Fino a quel momento c'era un'oscurità senza orientamento, che copriva i difetti di tutti e ne formava uno più grande: il vuoto!

Splendi sole, sempre di più, adorna di luce il mondo, fai sentire calore, cancella l'opacità esteriore affinché gli occhi possano ammirare e le labbra sorridere.

Il cuore di Erica, anche se piccolo, era triste. Piangeva silenziosamente.

‹‹Erica, è ora di partire. Prendi le tue valigie dai. Non fare quella faccia, andrà tutto bene, non preoccuparti, pensa quanto sarà bello, andremo a vivere in una casa più grande e più bella, visiteremo tanti posti nuovi, ci divertiremo un mondo credimi, Papà non sbaglia mai. E poi, se le cose andranno per il verso giusto, in futuro penseremo anche a un fratellino!››. 

‹‹Si, ma perché papà, qui non lo puoi fare?››, ingenuamente, la piccola Erica, cercava spiegazioni. Si sentiva morire all'idea di scappare da li.

‹‹Qui tesoro? Non si può proprio! Conosci bene le cose come stanno, che scandalo sarebbe, sai che Sandra è sposata!››.

‹‹Ma oramai lo sanno tutti che esci con lei!››, insisteva, piena di frustrazione e rassegnazione.

‹‹Si è vero, ma è sposata e ha già un figlio, non posso proprio qui!››, cercò di spiegare il padre, ora con un tono un po' nervoso. 

‹‹Papà, ma li sarà la stessa cosa, comunque rimarrà sposata!››, pronunciò quelle parole, ormai avvilita.

‹‹Certo! Ma lì non ci conosce nessuno, siamo liberi di fare quello che vogliamo!››, fece un sorriso teso e nervoso, con il chiaro intento di chiudere il discorso.
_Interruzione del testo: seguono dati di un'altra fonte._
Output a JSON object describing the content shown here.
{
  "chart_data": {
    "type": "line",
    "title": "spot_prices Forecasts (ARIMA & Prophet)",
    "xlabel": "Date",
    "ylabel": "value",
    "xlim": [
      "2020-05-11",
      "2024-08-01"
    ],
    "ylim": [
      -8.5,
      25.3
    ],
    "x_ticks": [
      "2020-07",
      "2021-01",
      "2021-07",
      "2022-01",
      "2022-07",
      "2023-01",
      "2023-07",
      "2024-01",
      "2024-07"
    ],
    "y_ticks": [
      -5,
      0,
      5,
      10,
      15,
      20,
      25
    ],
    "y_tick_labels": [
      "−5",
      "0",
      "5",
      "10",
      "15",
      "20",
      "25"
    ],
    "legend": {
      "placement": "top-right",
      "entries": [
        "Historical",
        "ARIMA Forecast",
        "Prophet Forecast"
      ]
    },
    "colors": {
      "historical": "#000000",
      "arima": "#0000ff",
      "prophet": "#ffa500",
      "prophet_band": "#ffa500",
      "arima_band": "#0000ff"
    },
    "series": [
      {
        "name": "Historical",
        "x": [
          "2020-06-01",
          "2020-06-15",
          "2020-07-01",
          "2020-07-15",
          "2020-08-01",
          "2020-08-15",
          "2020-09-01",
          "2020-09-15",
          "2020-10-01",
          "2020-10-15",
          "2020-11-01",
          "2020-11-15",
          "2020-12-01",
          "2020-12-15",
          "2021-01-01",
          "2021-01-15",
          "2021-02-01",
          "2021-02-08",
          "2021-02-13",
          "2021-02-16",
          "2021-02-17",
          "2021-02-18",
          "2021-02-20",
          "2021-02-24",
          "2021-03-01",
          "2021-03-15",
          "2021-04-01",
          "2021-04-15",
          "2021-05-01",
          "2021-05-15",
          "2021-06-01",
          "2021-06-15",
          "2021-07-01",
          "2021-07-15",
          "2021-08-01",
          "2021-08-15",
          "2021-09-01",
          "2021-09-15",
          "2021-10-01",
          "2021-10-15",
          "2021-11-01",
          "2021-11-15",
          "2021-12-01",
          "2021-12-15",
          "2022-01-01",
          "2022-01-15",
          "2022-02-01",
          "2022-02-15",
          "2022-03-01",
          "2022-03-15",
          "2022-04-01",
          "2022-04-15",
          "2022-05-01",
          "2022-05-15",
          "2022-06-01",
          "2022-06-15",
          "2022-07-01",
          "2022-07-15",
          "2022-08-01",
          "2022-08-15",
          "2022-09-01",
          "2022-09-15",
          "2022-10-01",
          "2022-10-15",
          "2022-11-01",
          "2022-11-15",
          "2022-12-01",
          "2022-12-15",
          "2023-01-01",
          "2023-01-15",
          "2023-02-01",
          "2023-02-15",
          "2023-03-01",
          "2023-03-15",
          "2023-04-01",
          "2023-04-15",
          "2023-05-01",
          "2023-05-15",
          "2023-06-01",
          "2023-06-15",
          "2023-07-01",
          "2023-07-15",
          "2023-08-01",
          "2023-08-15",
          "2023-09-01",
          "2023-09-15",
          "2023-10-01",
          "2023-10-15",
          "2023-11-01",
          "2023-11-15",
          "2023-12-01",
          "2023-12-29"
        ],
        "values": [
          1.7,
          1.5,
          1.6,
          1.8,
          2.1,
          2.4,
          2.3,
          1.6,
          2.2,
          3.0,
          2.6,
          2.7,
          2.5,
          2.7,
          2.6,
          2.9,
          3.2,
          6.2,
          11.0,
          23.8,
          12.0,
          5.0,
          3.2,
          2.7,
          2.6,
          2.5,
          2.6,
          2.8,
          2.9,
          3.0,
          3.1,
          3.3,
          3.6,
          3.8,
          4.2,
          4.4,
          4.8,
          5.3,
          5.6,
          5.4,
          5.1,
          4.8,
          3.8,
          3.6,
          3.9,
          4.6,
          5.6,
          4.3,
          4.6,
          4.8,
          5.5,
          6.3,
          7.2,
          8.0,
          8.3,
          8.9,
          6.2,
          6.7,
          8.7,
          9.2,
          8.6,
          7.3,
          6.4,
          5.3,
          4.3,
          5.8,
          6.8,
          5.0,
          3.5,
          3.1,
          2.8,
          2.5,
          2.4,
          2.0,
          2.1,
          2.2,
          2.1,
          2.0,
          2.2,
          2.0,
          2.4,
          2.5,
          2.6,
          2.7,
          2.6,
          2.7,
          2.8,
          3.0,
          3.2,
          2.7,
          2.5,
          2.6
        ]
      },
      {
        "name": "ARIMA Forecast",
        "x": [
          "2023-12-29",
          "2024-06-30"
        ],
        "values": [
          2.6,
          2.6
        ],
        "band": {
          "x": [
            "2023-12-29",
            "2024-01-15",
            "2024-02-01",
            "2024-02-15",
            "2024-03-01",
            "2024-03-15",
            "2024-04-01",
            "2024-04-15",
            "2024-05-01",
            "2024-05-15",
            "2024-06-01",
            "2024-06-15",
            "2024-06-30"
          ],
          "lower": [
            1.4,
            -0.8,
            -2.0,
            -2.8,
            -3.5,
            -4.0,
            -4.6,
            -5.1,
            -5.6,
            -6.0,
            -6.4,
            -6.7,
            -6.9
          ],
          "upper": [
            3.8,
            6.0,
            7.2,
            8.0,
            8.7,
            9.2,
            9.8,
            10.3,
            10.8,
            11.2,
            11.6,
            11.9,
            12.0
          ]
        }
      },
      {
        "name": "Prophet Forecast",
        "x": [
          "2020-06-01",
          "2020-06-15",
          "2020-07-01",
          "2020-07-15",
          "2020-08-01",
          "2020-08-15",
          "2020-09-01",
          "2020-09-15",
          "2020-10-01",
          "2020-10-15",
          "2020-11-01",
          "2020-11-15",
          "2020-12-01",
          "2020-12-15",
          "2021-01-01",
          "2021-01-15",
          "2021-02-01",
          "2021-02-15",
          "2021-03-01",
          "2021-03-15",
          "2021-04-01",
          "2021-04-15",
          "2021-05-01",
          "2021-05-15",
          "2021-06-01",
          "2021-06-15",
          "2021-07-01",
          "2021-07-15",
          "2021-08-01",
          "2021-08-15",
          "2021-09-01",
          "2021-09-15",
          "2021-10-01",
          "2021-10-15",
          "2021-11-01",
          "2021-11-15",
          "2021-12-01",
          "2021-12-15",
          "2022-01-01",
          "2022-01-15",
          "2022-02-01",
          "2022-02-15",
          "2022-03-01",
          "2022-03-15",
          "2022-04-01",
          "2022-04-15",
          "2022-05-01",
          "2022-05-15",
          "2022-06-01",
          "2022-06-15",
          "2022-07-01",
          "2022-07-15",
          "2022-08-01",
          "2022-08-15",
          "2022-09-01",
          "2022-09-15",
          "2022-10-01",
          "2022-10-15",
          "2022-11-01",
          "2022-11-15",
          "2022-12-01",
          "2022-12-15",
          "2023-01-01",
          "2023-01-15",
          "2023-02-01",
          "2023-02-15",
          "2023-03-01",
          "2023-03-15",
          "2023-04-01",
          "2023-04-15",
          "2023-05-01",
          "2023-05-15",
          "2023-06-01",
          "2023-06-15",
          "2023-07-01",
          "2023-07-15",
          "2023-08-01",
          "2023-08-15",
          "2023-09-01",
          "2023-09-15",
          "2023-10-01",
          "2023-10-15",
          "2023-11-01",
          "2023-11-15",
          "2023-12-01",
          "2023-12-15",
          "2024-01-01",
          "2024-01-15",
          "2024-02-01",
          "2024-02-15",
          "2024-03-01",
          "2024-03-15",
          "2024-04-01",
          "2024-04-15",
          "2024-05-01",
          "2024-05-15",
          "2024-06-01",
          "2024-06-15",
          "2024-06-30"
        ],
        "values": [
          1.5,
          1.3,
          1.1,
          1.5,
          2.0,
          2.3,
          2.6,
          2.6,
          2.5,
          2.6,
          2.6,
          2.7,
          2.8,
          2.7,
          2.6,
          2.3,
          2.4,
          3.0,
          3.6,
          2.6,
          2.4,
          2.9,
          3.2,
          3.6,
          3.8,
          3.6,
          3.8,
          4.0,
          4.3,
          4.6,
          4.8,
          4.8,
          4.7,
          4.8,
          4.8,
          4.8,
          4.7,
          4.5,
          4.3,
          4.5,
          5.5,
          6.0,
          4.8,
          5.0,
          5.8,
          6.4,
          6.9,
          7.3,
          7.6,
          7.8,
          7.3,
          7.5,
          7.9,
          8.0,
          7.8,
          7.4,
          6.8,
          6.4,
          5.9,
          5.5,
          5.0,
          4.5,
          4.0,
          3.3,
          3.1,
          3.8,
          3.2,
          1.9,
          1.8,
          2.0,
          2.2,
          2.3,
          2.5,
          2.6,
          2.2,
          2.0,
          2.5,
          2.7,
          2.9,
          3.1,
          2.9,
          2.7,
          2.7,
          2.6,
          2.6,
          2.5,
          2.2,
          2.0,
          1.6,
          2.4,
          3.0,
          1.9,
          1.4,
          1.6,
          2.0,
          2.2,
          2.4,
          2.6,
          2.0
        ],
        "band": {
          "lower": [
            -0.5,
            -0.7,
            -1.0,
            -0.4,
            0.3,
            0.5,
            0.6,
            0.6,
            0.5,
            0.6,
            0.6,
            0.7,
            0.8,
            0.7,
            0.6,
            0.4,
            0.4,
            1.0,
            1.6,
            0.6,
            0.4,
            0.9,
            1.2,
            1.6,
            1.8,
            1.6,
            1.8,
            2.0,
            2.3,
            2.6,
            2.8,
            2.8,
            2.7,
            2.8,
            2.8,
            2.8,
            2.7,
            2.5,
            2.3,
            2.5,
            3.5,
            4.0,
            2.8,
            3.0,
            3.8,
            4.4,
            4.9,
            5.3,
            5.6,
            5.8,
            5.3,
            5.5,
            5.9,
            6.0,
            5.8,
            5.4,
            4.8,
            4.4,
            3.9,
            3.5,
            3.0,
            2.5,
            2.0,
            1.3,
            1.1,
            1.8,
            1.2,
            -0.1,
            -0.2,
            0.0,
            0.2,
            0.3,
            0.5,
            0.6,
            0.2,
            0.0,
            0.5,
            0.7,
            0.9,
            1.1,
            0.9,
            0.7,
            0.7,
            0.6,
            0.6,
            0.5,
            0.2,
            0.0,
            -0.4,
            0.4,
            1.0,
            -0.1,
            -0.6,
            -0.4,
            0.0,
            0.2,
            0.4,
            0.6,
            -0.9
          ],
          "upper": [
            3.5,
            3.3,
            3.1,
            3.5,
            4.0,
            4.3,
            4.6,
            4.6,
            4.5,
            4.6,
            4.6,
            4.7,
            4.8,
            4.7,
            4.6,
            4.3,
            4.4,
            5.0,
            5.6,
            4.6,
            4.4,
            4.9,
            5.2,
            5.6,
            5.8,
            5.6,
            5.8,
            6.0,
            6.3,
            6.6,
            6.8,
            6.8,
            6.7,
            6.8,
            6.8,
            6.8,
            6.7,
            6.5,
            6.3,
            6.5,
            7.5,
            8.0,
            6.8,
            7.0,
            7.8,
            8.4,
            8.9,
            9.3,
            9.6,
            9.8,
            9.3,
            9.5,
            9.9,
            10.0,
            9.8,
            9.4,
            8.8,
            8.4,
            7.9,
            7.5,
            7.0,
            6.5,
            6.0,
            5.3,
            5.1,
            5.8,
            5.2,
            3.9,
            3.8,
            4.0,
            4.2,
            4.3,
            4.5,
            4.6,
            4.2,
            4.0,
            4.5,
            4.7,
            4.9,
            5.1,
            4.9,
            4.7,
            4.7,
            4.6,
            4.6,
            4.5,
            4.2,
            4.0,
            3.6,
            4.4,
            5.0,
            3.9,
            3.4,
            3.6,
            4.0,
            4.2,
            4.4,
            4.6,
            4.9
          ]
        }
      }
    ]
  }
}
Punto.

‹‹Ma...››, voleva continuare a parlare la piccola Erica, almeno per esprimere quello che provava ma il padre la interruppe bruscamente: ‹‹ti prego Erica non preoccuparti, fidati di me, andrà tutto bene ti ho detto, poi ti prometto che verremo qua ogni due mesi, così non perderai i contatti con nessuno!››. Si voltò per continuare il suo da farsi.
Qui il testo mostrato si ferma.